Und dafür setzen sich auch Sasha Waltz und Jochen Sandig ein. Zum Abschluss der Kundgebung improvisierten sie eine Choreografie. Die Menschen hielten sich an den Händen. Um die Anweisungen der beiden herum bildete sich ein Kreis, der sich im Takt der Musik rhythmisch erweiterte und zusammenzog. Etwas Magisches entstand: Der Puls Europas wurde durch den gemeinsamen Tanz spürbar.

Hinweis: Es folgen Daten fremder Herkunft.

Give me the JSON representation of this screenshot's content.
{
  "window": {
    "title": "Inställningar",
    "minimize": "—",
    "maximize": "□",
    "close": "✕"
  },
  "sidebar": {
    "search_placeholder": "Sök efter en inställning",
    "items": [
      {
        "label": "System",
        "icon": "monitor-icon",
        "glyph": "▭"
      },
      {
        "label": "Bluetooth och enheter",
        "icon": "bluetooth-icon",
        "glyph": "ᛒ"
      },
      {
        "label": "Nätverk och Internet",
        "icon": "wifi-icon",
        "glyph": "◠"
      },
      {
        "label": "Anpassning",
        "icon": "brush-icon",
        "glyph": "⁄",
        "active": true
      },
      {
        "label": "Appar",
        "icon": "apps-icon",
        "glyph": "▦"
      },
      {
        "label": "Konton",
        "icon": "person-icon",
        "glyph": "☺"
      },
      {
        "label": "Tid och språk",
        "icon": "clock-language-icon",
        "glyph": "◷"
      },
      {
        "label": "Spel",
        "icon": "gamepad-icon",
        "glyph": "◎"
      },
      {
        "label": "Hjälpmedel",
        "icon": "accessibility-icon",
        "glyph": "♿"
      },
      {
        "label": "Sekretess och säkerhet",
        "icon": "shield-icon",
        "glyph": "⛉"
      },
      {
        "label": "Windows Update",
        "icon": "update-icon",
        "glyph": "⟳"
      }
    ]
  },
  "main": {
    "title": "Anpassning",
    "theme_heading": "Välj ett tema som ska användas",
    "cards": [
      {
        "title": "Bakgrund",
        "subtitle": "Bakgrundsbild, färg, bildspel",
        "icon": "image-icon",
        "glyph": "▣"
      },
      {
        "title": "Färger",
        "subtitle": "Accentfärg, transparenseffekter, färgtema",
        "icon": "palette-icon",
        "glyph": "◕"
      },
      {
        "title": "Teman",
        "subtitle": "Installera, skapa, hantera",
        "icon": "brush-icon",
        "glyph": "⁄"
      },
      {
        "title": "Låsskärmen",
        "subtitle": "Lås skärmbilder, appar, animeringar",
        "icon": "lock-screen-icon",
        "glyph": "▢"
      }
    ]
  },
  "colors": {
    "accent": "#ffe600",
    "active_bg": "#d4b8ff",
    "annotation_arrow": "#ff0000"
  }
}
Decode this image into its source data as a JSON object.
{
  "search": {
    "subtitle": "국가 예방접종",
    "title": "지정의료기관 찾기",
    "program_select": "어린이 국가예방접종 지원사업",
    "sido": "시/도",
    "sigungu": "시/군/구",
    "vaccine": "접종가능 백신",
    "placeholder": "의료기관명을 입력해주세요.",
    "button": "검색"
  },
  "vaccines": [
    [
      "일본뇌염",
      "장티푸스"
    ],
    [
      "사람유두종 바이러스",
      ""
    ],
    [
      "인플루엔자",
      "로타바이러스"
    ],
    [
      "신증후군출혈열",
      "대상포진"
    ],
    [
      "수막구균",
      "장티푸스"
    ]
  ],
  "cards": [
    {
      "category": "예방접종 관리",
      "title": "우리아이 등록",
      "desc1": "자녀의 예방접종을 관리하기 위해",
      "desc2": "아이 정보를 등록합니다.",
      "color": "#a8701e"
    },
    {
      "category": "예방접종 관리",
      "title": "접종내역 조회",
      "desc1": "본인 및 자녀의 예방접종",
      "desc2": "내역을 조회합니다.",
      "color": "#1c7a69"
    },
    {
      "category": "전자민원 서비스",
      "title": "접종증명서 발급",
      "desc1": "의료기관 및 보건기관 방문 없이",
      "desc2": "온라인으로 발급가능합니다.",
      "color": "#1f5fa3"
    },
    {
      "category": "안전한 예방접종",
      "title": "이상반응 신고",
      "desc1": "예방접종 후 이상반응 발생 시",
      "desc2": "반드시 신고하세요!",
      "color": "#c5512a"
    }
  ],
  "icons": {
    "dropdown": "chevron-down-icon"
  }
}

Der Fahrradbote bringt unser Sushi. Beim Essen erzählt Sandig: „Ich bin mit Leib und Seele Europäer, ein Kind des Élysée-Vertrages. In meiner Heimat Esslingen war Französisch erste Fremdsprache, wir haben die deutsch-französische Freundschaft nicht verordnet bekommen, sondern mit Begeisterung gelebt.“ Emmanuel Macron und Martin Schulz, so hofft er, könnten die französisch-deutsche Achse und Europa neu beleben. „Ich hätte nie gedacht, dass Europa so auf der Kippe steht. Wir wollen politische Haltung zeigen. Und das tun – aufgeschreckt durch Trump, Brexit, Front National und AfD – zum Glück immer mehr Künstler.“

Die Schnittstelle Kunst und Politik ist für ihn vertrautes Terrain. Mit seinem Freund, dem Kreativunternehmer Tim Renner, hat Jochen Sandig im „Kreativpakt“ Frank-Walter Steinmeier beraten, das Potenzial der Kreativwirtschaft zu heben. Kann er sich wie Renner vorstellen, einmal um ein Mandat zu kandidieren? „Möglicherweise, aber zunächst einmal möchte ich, dass Politiker mehr Kontakt zu Künstlern suchen. Und dass Künstler sich politisch stärker einbringen.“

Wie der kleine Junge bei #PulseofEurope sagt nun auch Sandig: „Europa ist Heimat.“ Wenn er in der Welt unterwegs sei, fühle er sich als Europäer. Und als Berliner. Und in dieser Dualität sieht Sandig auch die Zukunft des Regierens. Sandig trauert um seinen einige Tage zuvor verstorbenen Freund Benjamin Barber, den Autor des einflussreichen Buches Wenn Bürgermeister die Welt regieren würden. Sandig unterstützt dessen Vision von einem Weltparlament der Bürgermeister. „Ein globales System aus Städtenetzwerken könnte die EU und die UNO ideal ergänzen.“

Keine schlechte Idee. Und mit der Erkundung von neuen Räumen und radialen Systemen kennt sich Sandig schließlich aus.